Jonathan and Gilda Gittleman


Married on December 21, 1947
Newark, New Jersey
His Age: 21Her Age: 21

Swoosh
Image of the Gittlemans

Assuming that love is the basis of a good marriage, there are ways to overcome the trials and sometime hardships of a good, lasting marriage.

Try to see the partner’s point of view without making him/her
feel guilty.

Learn to compromise without either partner feeling he/she got a raw deal. When you love someone, you don’t want to hurt him/her.

Your partner is not a mind reader. Say what’s on your mind.

Discuss possible solutions to disagreements. Sometimes one partner may have to yield completely. Know when to let it pass and when to pursue a solution.

Do things you know will make your partner happy such as kindness to his/her family. Overlook what you perceive to be a slight (providing this is not all one-sided). Help with a problem, project, chore, etc. Pitch in.

Listen to your partner, his/her feelings, thoughts, and ideas with undivided attention. The T.V. can wait.

Show interest in everyday mundane things when your partner needs you to. Life isn’t always exciting or interesting. Be aware of each other’s needs and try to satisfy them.

Show appreciation. Praise your partner. Make him/her feel important in your life. Develop a relationship where kind criticism can be given — no offense taken.

Arguments should not be aimed at hurting your partner. Remember this is someone you love.

Meanness, unkindness and vindictiveness have no place in marriage.

Be a loving parent to your children. Discuss disagreements about them privately. Children should not have to take sides.

Allow family fun time frequently.

Discuss money matters and plan together for spending and saving. Compromise.

A sense of humor is a definite asset. Save the anger for important issues. Learn what is important and what is trivia. So your wife threw out the bean salad by mistake. Handle the trivia. Discuss important issues. Anger can learn to be controlled.

Gilda Signature

 

Elements For A Long Marriage

I suppose, if a couple marries when very young, they don’t really think about staying married for over 50 years. I certainly didn’t; I didn’t really think that I would live long enough to consider it a possibility. Today people don’t seem to marry until they approach middle age.

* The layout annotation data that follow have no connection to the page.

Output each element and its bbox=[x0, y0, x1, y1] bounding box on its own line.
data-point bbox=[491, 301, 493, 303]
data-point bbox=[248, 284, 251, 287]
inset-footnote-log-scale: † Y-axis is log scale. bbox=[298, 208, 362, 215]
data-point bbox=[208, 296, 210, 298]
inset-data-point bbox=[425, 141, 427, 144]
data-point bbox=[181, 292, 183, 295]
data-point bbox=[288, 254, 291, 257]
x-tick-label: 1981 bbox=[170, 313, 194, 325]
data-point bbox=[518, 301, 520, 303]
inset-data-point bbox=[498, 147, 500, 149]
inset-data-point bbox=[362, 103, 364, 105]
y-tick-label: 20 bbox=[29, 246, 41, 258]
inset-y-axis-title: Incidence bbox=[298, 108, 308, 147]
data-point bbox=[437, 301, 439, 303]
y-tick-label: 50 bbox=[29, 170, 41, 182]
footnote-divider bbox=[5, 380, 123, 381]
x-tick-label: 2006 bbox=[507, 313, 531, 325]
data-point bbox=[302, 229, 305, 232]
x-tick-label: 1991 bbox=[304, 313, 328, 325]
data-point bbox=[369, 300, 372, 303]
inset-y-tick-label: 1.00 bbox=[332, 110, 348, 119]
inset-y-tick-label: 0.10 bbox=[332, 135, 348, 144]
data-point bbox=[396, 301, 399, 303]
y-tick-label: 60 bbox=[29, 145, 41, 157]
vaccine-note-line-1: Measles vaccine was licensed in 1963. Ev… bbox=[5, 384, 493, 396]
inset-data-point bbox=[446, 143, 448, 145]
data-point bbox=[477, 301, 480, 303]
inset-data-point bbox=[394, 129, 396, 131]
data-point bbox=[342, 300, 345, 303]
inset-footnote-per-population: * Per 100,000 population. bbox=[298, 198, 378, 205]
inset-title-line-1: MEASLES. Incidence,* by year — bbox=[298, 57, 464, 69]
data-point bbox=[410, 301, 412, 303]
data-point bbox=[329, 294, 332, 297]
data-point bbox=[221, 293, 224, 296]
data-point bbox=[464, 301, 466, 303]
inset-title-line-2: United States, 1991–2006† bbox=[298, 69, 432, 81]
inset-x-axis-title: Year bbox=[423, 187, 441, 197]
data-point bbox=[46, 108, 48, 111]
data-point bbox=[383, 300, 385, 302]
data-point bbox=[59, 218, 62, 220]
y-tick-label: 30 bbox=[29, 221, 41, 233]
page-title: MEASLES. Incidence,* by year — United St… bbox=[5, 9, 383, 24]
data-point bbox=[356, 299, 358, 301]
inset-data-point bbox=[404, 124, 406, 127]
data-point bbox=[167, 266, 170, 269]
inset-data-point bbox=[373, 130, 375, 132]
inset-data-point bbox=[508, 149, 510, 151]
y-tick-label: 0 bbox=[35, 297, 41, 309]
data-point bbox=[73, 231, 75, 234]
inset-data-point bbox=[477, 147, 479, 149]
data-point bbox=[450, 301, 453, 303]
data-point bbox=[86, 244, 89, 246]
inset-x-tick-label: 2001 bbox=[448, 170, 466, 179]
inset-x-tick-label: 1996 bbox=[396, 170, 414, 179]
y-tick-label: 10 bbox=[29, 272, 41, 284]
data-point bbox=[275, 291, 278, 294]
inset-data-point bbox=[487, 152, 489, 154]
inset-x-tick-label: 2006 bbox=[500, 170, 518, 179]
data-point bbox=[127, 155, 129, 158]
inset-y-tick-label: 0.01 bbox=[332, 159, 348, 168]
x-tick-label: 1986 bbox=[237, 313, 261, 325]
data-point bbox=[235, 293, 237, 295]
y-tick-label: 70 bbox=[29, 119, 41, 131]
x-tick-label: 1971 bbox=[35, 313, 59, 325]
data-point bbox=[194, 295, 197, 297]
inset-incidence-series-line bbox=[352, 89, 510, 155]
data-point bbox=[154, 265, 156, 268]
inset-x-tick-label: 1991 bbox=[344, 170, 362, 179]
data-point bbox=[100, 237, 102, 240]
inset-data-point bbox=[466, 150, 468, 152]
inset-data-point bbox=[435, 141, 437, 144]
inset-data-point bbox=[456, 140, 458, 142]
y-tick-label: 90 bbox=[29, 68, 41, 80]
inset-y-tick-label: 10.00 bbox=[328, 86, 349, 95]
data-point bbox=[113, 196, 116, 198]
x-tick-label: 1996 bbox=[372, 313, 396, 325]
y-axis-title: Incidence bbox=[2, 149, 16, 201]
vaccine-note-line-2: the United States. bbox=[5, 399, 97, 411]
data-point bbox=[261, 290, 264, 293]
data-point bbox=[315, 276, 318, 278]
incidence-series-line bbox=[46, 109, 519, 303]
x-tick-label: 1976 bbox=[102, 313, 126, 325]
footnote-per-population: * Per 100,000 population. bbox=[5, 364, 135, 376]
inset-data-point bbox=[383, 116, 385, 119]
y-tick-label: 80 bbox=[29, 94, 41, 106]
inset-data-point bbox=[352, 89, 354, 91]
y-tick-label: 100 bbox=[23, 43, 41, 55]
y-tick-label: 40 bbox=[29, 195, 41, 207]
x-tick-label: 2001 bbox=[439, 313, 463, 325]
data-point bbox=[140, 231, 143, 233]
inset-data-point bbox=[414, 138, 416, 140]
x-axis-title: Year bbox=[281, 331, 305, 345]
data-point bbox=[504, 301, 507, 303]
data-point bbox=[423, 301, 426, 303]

Maybe that’s their insurance that the marriage won’t last over 50 years.

In any event, I believe the necessary ingredients for a long-lasting marriage are few.

First, and perhaps foremost, the individuals must be willing to
compromise, in other words willing to give up the instant gratification on which they may have been brought up and have gotten used to. After all, what’s sauce for the goose is not always — and sometimes infrequently — sauce for the gander.

Second, is an unwavering respect for each other as a person. This helps to insure that when emotional conflicts arise, and they are unavoidable unless the couple is a pair of robots, they will either be resolved or they will fade in importance. It also helps to insure that closeness and affection will grow with time.

Third, and last is having children and making them feel that they are loved and supported. Having children provides delicious and powerful glue after they reach adulthood and are having a family of their own. This is particularly evident when you see your children making theirs feel loved and supported.

Jonathan Signature




Photo of the Oswalds
Three is not a crowd. In her early teens, Gilda visited her cousin in New Jersey during the summers. The cousin was a friend of Jonathan.
The trio palled around. As the years rolled by, a special
fondness grew between Gilda and Jonathan.
In their older teens, romance blossomed.